Pemeriksaan kolonoskopi menyebutkan bahwa selain wasir, tidak ada yang salah di dalam rektum pria itu. Dia tidak memiliki kelainan otak, gangguan kandung kemih, atau disfungsi ereksi. Selain sedikit kecemasan dan insomnia, perasaan gelisah adalah satu-satunya masalah kesehatannya sejak Covid-19.
Beberapa minggu sebelumnya, pria itu dirawat di rumah sakit dengan kasus COVID-19 yang relatif ringan yang meliputi sakit tenggorokan, batuk, dan demam. Dia mengalami demam ringan selama 10 hari dan dirawat karena pneumonia ringan.
Ketidaknyamanan pada duburnya di mulai setelah dia pulih dari gejala pernapasan, hal ini membuat dirinya kembali dilarikan ke rumah sakit. Para dokter menentukan bahwa karena pasien belum pernah mengalami kegelisahan di anusnya sebelumnya, kemungkinan itu adalah sindrom yang terkait COVID.
Setelah mengonsumsi Clonazepam, obat yang digunakan untuk mengobati kejang, ketidaknyamanan di anusnya teratasi.
Varian Restless Leg Syndrome
'Restless Anal Syndrome' merupakan varian dari 'Restless Leg Syndrome' (RLS). Sindrom ini biasa memiliki empat fitur gejala yang membedakannya yaknipertama, pasien merasakan dorongan untuk terus menggerakan kakinya. Kedua, gejala memburuk dalam periode istirahat,ketiga, gejala membaik dengan olahraga. Dankeempat, gejala memburuk pada malam hari.
Apa sebenarnya RLS ini? Banyak ahli yang mengatakan bahwa penyakit ini dikenal juga sebagai penyakit kaki gelisah. RLS leg berhubungan dengan adanya gangguan pada pembuluh vena. Sindrom itu muncul ketika pembuluh vena tidak lagi elastis. Gejala yang mungkin timbul adalah tungkai kaki berkedut sewaktu tidur.
Biasanya keadaan ini akan membaik ketika seseorang melakukan gerakan seperti peregangan, menggoyangkan kaki, atau berjalan. Umumnya gejala tersebut akan memburuk ketika malam hari, atau saat tidur.
Sayangnya, gerakan yang dianggap sebagai upaya untuk 'memperbaiki kondisi saat itu' sebenarnya hanya akan menambah kelelahan.

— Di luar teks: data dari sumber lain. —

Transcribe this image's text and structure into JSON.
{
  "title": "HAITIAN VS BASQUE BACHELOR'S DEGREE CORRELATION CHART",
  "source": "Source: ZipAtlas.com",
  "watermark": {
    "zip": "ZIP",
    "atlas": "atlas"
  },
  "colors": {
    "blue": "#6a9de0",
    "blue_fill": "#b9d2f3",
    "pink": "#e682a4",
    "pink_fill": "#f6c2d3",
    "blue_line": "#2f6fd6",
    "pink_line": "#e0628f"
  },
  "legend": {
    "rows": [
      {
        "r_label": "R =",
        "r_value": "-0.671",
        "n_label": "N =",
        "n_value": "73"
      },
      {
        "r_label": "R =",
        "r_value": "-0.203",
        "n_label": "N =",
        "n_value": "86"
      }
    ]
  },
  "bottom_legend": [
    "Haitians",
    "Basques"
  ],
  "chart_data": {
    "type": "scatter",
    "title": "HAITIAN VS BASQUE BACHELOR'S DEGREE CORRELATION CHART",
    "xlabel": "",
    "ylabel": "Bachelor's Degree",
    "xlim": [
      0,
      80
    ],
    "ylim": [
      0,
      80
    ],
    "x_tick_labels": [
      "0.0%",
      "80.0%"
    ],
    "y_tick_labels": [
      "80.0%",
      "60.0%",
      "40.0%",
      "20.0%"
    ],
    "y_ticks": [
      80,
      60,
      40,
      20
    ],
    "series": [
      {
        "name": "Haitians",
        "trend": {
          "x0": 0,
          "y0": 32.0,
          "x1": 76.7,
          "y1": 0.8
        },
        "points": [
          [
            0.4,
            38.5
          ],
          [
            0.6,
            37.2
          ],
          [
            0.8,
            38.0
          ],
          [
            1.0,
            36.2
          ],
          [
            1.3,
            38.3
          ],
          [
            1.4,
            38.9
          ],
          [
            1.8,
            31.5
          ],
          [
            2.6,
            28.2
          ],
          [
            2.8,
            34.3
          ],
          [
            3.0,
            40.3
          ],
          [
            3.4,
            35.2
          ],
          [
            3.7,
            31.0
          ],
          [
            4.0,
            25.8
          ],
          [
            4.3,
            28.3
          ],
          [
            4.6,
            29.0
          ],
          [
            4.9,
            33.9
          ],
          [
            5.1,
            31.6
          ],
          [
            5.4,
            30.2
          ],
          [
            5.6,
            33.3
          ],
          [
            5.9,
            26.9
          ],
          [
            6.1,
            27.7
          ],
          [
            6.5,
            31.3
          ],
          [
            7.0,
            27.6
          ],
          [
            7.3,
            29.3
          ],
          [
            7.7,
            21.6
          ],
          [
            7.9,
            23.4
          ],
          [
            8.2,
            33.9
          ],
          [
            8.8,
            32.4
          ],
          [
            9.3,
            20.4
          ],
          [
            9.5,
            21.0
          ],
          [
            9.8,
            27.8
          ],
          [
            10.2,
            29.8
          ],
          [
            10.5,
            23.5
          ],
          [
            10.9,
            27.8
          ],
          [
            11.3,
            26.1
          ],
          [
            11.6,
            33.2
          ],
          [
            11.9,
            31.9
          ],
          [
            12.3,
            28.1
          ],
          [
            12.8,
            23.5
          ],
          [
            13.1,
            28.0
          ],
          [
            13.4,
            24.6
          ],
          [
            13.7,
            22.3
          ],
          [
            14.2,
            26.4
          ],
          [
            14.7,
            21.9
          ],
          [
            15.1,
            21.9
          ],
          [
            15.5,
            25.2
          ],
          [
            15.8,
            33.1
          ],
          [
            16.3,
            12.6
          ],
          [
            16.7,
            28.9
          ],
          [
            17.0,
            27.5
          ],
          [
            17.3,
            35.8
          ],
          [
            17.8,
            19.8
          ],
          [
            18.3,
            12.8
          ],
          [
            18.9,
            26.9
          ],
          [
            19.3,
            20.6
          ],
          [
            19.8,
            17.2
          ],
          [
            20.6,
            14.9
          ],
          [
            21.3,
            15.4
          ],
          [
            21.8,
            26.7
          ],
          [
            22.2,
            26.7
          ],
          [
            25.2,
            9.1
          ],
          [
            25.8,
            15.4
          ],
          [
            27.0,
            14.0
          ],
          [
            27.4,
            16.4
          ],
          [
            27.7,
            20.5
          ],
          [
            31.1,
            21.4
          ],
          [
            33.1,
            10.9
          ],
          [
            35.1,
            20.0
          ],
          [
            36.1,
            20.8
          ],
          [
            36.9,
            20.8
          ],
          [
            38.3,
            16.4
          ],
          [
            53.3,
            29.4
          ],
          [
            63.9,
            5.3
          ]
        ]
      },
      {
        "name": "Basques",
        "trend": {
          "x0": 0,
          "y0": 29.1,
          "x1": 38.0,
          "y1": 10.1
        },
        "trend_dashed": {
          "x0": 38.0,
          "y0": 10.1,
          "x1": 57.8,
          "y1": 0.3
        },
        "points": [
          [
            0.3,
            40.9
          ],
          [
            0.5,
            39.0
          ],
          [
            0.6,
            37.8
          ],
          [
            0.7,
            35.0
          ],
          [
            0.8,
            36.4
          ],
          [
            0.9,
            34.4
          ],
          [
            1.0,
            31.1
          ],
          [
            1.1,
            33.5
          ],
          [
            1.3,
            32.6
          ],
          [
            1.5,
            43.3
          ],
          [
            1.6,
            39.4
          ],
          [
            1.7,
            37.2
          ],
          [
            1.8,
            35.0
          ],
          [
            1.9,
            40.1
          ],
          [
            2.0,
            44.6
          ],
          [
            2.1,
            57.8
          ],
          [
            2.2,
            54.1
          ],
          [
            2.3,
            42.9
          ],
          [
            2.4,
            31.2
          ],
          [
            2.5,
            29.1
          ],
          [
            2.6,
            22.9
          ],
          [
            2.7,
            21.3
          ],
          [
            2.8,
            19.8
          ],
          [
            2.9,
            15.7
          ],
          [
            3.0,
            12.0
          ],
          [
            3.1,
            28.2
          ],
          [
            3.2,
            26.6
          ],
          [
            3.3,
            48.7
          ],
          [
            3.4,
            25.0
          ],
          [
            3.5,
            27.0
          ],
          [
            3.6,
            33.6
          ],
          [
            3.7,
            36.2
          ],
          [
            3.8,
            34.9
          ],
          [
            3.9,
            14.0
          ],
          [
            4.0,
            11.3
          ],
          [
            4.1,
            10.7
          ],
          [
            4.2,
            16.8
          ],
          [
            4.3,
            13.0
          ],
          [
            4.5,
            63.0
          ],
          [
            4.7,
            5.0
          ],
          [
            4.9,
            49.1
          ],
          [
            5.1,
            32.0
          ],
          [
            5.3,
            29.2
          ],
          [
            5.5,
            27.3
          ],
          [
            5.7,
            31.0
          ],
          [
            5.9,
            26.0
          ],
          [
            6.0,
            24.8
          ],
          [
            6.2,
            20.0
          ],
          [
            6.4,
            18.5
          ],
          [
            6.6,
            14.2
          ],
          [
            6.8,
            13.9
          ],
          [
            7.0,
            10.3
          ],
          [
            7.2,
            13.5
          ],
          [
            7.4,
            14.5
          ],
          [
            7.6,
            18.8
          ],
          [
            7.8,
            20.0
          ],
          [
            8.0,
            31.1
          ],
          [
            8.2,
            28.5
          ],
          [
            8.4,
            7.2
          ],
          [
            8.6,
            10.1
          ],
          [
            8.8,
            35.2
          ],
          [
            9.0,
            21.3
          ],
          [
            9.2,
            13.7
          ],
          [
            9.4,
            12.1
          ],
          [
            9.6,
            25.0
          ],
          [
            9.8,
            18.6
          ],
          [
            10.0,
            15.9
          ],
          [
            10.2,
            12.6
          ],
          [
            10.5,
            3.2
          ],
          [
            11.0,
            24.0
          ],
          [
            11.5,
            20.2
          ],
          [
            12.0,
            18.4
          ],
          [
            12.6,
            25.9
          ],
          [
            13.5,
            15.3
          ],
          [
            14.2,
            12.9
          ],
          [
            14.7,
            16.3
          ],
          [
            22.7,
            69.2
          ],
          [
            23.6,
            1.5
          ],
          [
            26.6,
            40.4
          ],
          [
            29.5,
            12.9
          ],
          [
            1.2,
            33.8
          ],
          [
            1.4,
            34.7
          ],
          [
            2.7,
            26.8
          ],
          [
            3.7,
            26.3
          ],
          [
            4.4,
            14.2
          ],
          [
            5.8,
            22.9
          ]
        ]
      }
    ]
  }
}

Dikutip dari Mayo Clinic, para peneliti menduga RLS mungkin disebabkan ketidakseimbangan dopamin pada otak, yang mengirimkan pesan untuk mengontrol gerakan otot.
Mereka juga mengidentifikasi kalau gejala tersebut bisa muncul karena keturunan. Peneliti mengaku menemukan gen penyakit ini dalam kromosom.
Dilansir dari Forbes, meskipun sindrom itu sendiri tidak akan menyebabkan kondisi medis yang lebih serius, itu benar-benar dapat memengaruhi hidup, tergantung pada seberapa serius gejalanya. RLS dapat menyertai kondisi medis lain yang lebih serius seperti neuropati perifer, kekurangan zat besi, dan masalah sumsum tulang belakang.
Hubungannya dengan Covid-19
Lalu apa hubungannya Covid-19 dengan masalah ketidaknyamanan di anus alias RLS? Nah, sindrom pernafasan akut parah virus corona (SARS-CoV-2) telah menunjukkan bahwa itu dapat menyebar ke pusat sistem saraf. Hal itu menjelaskan mengapa berbagai masalah neurologis dan psikiatri seperti kehilangan penciuman atau rasa, kecemasan, delirium, psikosis, dan ensefalitis dapat terjadi akibat infeksi SARS-CoV-2. Bahkan, ada laporan kasus seorang wanita berusia 36 tahun dan seorang wanita berusia 48 tahun menderita RLS saat mengidap Covid-19.
Ada varian lain dari RLS yang mempengaruhi bagian tubuh lain seperti lengan, perut, wajah, kepala, rongga mulut, kandung kemih dan alat kelamin. Perlu diingat varian RLS ini juga merupakan diagnosis medis.
Laporan kasus ini adalah contoh lain bagaimana Covid-19 dapat dikaitkan dengan berbagai masalah yang sangat luas. Meski demikian satu laporan kasus tidak cukup untuk menentukan hubungan sebab akibat yang jelas antara Covid-19 dan 'Restless Anal Syndrome'. Oleh karena itu penelitian lebih lanjut diperlukan untuk menentukan bagaimana sebenarnya hubungan kedua kondisi tersebut.